Why can't I pass the health check after the release of Replit? Most of the time, it's not the platform pumping, but the listening address, port mapping, or startup command is wrong

AI Q&A Admin 43 views

If Replit gets stuck in a health check as soon as it is released, most of the time it's not the platform that randomly pumps, but your application is not serving the outside world in the way the deployment environment expects. The two most relevant layers of Replit's current documentation are that the application must correctly expose the HTTP port, and the startup command for deployment, . replit configuration and port mapping should match.

There are three most common pits. First, the program only listens to localhost, but does not map this port to an external port that can be accessed externally. Second, the application actually runs on ports like 3000 and 5173, but the .replit doesn't have the correct configuration [[ports]]. Third, the commands executed during deployment are not the same as the commands you run manually in the workspace.

This kind of problem is uncomfortable because it may "look like it can run" in the workspace preview, but the health check goes through the standard entry after release. If the external portal is not connected to your application, the platform can only determine that the service is unhealthy.

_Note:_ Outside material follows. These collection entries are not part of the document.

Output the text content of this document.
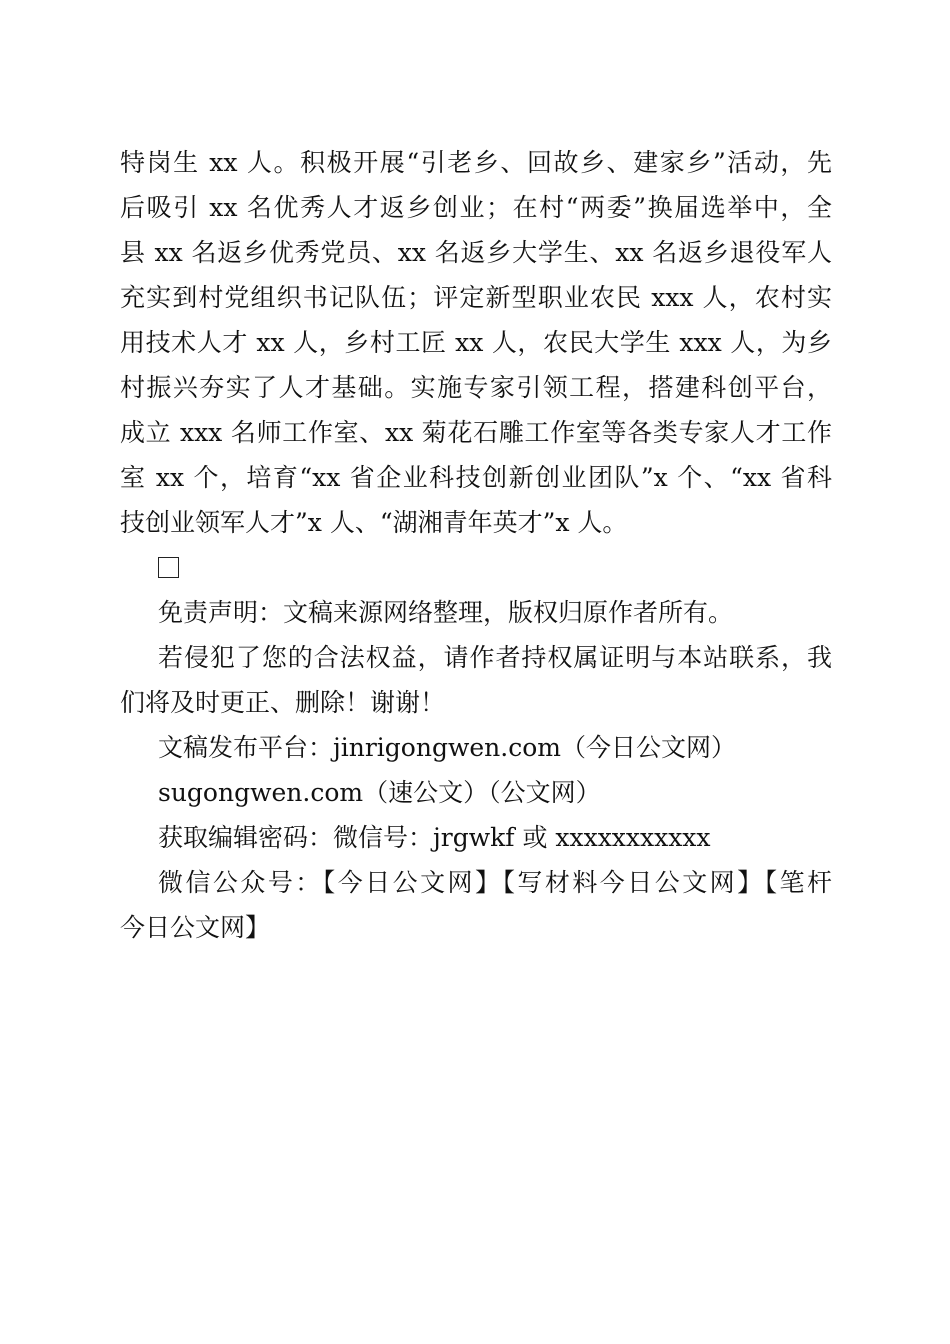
特岗生 xx 人。积极开展“引老乡、回故乡、建家乡”活动，先
后吸引 xx 名优秀人才返乡创业；在村“两委”换届选举中，全
县 xx 名返乡优秀党员、xx 名返乡大学生、xx 名返乡退役军人
充实到村党组织书记队伍；评定新型职业农民 xxx 人，农村实
用技术人才 xx 人，乡村工匠 xx 人，农民大学生 xxx 人，为乡
村振兴夯实了人才基础。实施专家引领工程，搭建科创平台，
成立 xxx 名师工作室、xx 菊花石雕工作室等各类专家人才工作
室 xx 个，培育“xx 省企业科技创新创业团队”x 个、“xx 省科
技创业领军人才”x 人、“湖湘青年英才”x 人。
免责声明：文稿来源网络整理，版权归原作者所有。
若侵犯了您的合法权益，请作者持权属证明与本站联系，我
们将及时更正、删除！谢谢！
文稿发布平台：jinrigongwen.com（今日公文网）
sugongwen.com（速公文）（公文网）
获取编辑密码：微信号：jrgwkf 或 xxxxxxxxxxx
微信公众号：【今日公文网】【写材料今日公文网】【笔杆
今日公文网】
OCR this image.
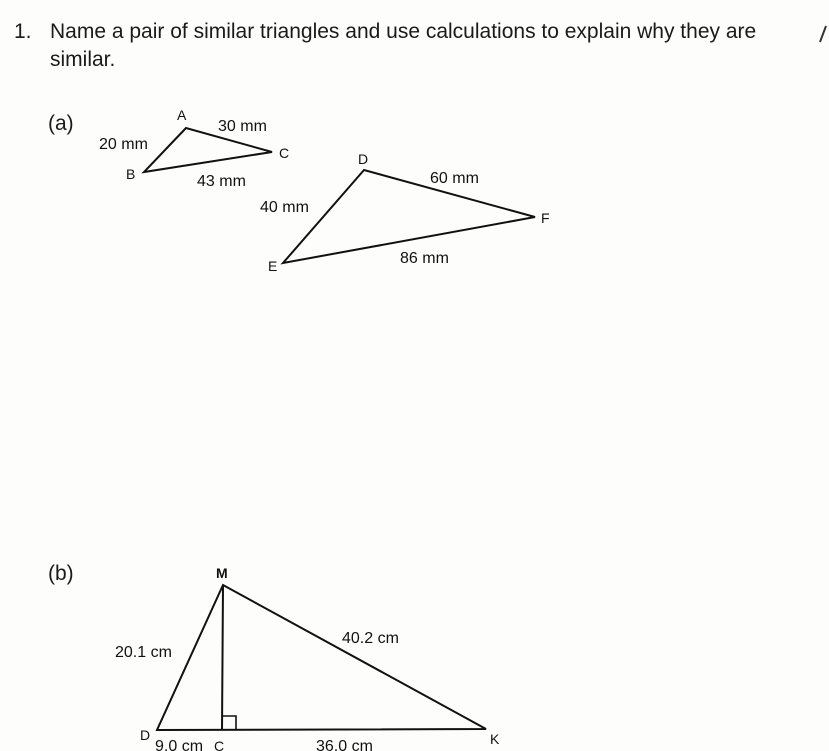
1. Name a pair of similar triangles and use calculations to explain why they are similar.
(a)
(b)
A
B
C
20 mm
30 mm
43 mm
D
E
F
40 mm
60 mm
86 mm
M
D
C	K
20.1 cm
40.2 cm
9.0 cm	36.0 cm
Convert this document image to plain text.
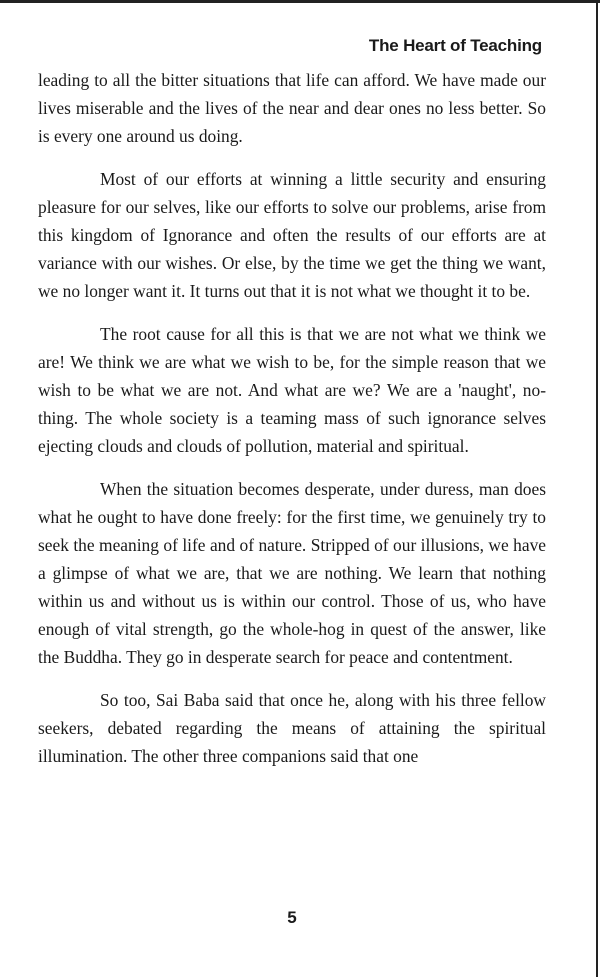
The Heart of Teaching

leading to all the bitter situations that life can afford. We have made our lives miserable and the lives of the near and dear ones no less better. So is every one around us doing.

Most of our efforts at winning a little security and ensuring pleasure for our selves, like our efforts to solve our problems, arise from this kingdom of Ignorance and often the results of our efforts are at variance with our wishes. Or else, by the time we get the thing we want, we no longer want it. It turns out that it is not what we thought it to be.

The root cause for all this is that we are not what we think we are! We think we are what we wish to be, for the simple reason that we wish to be what we are not. And what are we? We are a 'naught', no-thing. The whole society is a teaming mass of such ignorance selves ejecting clouds and clouds of pollution, material and spiritual.

When the situation becomes desperate, under duress, man does what he ought to have done freely: for the first time, we genuinely try to seek the meaning of life and of nature. Stripped of our illusions, we have a glimpse of what we are, that we are nothing. We learn that nothing within us and without us is within our control. Those of us, who have enough of vital strength, go the whole-hog in quest of the answer, like the Buddha. They go in desperate search for peace and contentment.

So too, Sai Baba said that once he, along with his three fellow seekers, debated regarding the means of attaining the spiritual illumination. The other three companions said that one

5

The order of investigation is recommended as follows:
1. First, check which local port the application is finally listening to.
2. Check if [[ports]] in .replit maps this localPort to externalPort.
3. If the program only binds localhost, confirm whether exposeLocalhost = true is enabled, or directly change to the external accessible listening method.
4. Confirm that the deployment start command is the same as when you debug locally.

Replit's documentation also reminds that only properly exposed HTTP ports can be accessed by webviews or external requests. Therefore, when the health check fails, the priority should not look at the business logic, but first look at "whether the service is really exposed".

In a word, if you can't pass the health check, it's often not that the app won't run, but that the platform can't find it. If you align the port, listening address, and startup command, many deployment problems can be eliminated.